I would've pushed if that hadn't worked or that didn't turn out that way, I would've kept going. I'm a little relentless that way. I would've found who it was.
But what it did was it, once again, it's that brand. Once that book came out, I could write articles, which I already knew how to do, I could write articles about magazine writing that could go in the writer magazine, Writer's Digest. There's a writing magazine in the UK I wrote for.
So, that experience with magazine writing helped tremendously when it came to building my platform and selling this book.
Magazine article writing can also work for fiction. Fiction writers do a lot of research. Maybe for you, you know, we don't want horror, but maybe ghost tours, what ghost tours are available in different cities. We have one here in Fort Collins. Where are the famous houses from Amityville Horror? Where is that house actually?
You could just do some really fun articles that let people know that's what you write about. In the bio you put, Dale L. Roberts is the author of, and then you have your book there.
It is a way to build a platform that most people don't think of.
Dale L. Roberts: Interesting. Our time has gone by so fast.

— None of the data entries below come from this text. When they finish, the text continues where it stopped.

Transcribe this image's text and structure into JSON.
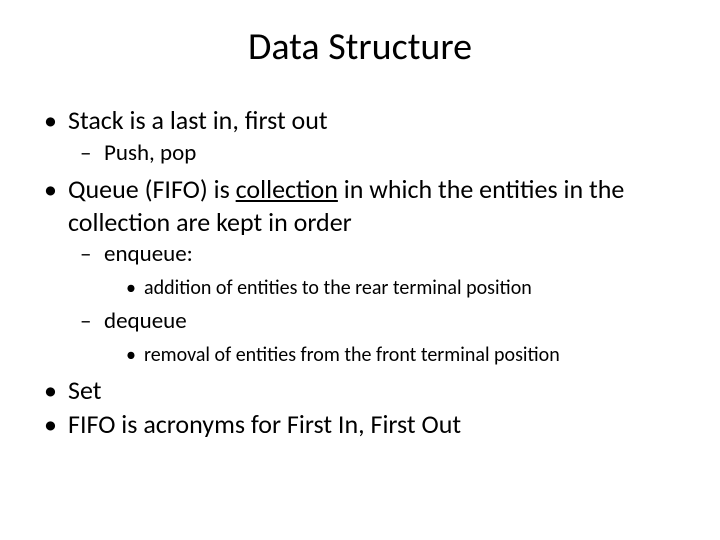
{
  "title": "Data Structure",
  "bullets": {
    "stack_pre": "Stack  is a last in, first out",
    "stack_sub": "Push, pop",
    "queue_pre": "Queue  (FIFO) is ",
    "queue_underlined": "collection",
    "queue_post": " in which the entities in the collection are kept in order",
    "enqueue": " enqueue:",
    "enqueue_detail": "addition of entities to the rear terminal position",
    "dequeue": "dequeue",
    "dequeue_detail": "removal of entities from the front terminal position",
    "set": "Set",
    "fifo": "FIFO is acronyms for First In, First Out"
  },
  "markers": {
    "l1": "•",
    "l2": "–",
    "l3": "•"
  },
  "style": {
    "background_color": "#ffffff",
    "text_color": "#000000",
    "title_fontsize": 38,
    "l1_fontsize": 26,
    "l2_fontsize": 23,
    "l3_fontsize": 20,
    "font_family": "Calibri"
  }
}
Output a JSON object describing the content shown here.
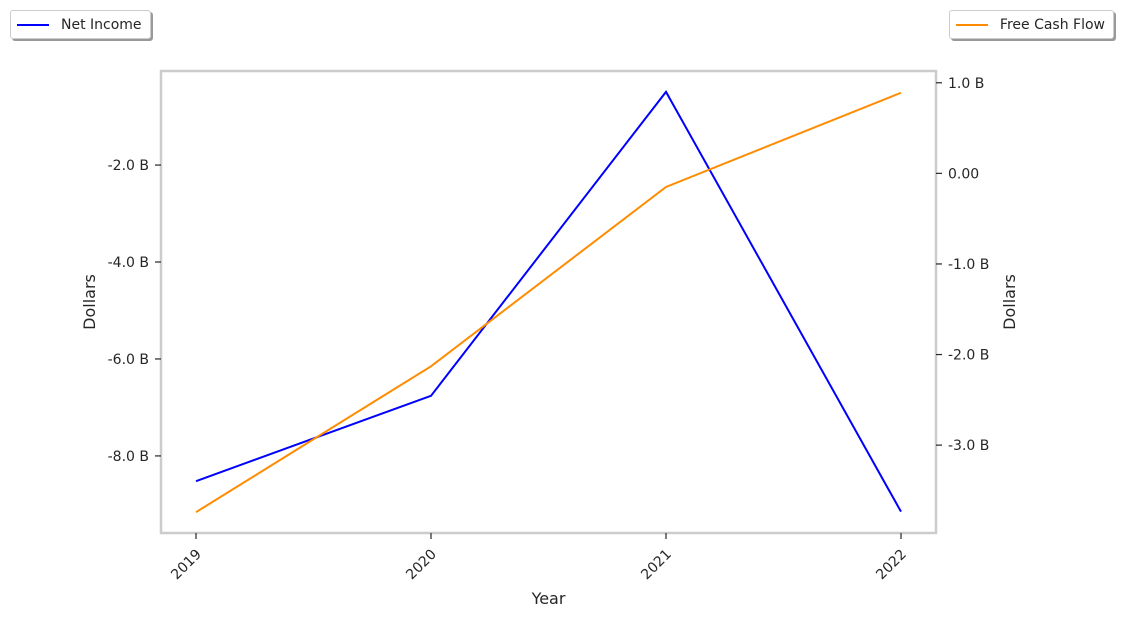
{
  "chart_data": {
    "type": "line",
    "categories": [
      "2019",
      "2020",
      "2021",
      "2022"
    ],
    "xlabel": "Year",
    "series": [
      {
        "name": "Net Income",
        "axis": "left",
        "color": "#0000ff",
        "values": [
          -8.52,
          -6.76,
          -0.49,
          -9.15
        ]
      },
      {
        "name": "Free Cash Flow",
        "axis": "right",
        "color": "#ff8c00",
        "values": [
          -3.74,
          -2.13,
          -0.15,
          0.89
        ]
      }
    ],
    "left_axis": {
      "label": "Dollars",
      "unit": "B",
      "ylim": [
        -9.59,
        -0.06
      ],
      "ticks": [
        -2,
        -4,
        -6,
        -8
      ],
      "tick_labels": [
        "-2.0 B",
        "-4.0 B",
        "-6.0 B",
        "-8.0 B"
      ]
    },
    "right_axis": {
      "label": "Dollars",
      "unit": "B",
      "ylim": [
        -3.97,
        1.13
      ],
      "ticks": [
        1,
        0,
        -1,
        -2,
        -3
      ],
      "tick_labels": [
        "1.0 B",
        "0.00",
        "-1.0 B",
        "-2.0 B",
        "-3.0 B"
      ]
    },
    "legend": [
      {
        "label": "Net Income",
        "placement": "top-left"
      },
      {
        "label": "Free Cash Flow",
        "placement": "top-right"
      }
    ],
    "grid": false
  }
}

You and I had met through Crave Books, fantastic book promotion agency, but you've been busy on other things. Let me know, the listeners know, what have you been into lately and what are the things that come for Kerrie Flanagan and how can people get hold of you?
Kerrie Flanagan: Okay. Three questions. Continuing to write books under CG Harris. I think we have five more scheduled to come out this year. Last year, we spent a lot of time writing, so this year we're doing a lot of releasing of these books and series. So, I'm very excited about that.
Dale L. Roberts: It's going to be satisfying come 2026.
Kerrie Flanagan: Yes. I'm also working part-time with Book Linker, which is under the umbrella of Genius Links. So, I'm working with them on creating a marketing course for authors. If you want to know more about that, reach out to me and I can I keep you on my list.
Then the way they can reach out to me is, I have my personal website, kerrieflanagan.com, which is a lot about writing. Then cgharris.net is about our CG Harris books.
My email really, anybody can reach out, I love talking with writers, is just [email protected].
Dale L. Roberts: F-L-A-N-A-G-A-N.
Kerrie Flanagan: So, I'm super excited about what the future brings.
Dale L. Roberts: Exactly. You have quite an amazing author career so far. I anticipate seeing so many more things from you in the very near future.
Thank you so much for taking some time with us today.
Kerrie Flanagan: You're very welcome. Thanks for having me.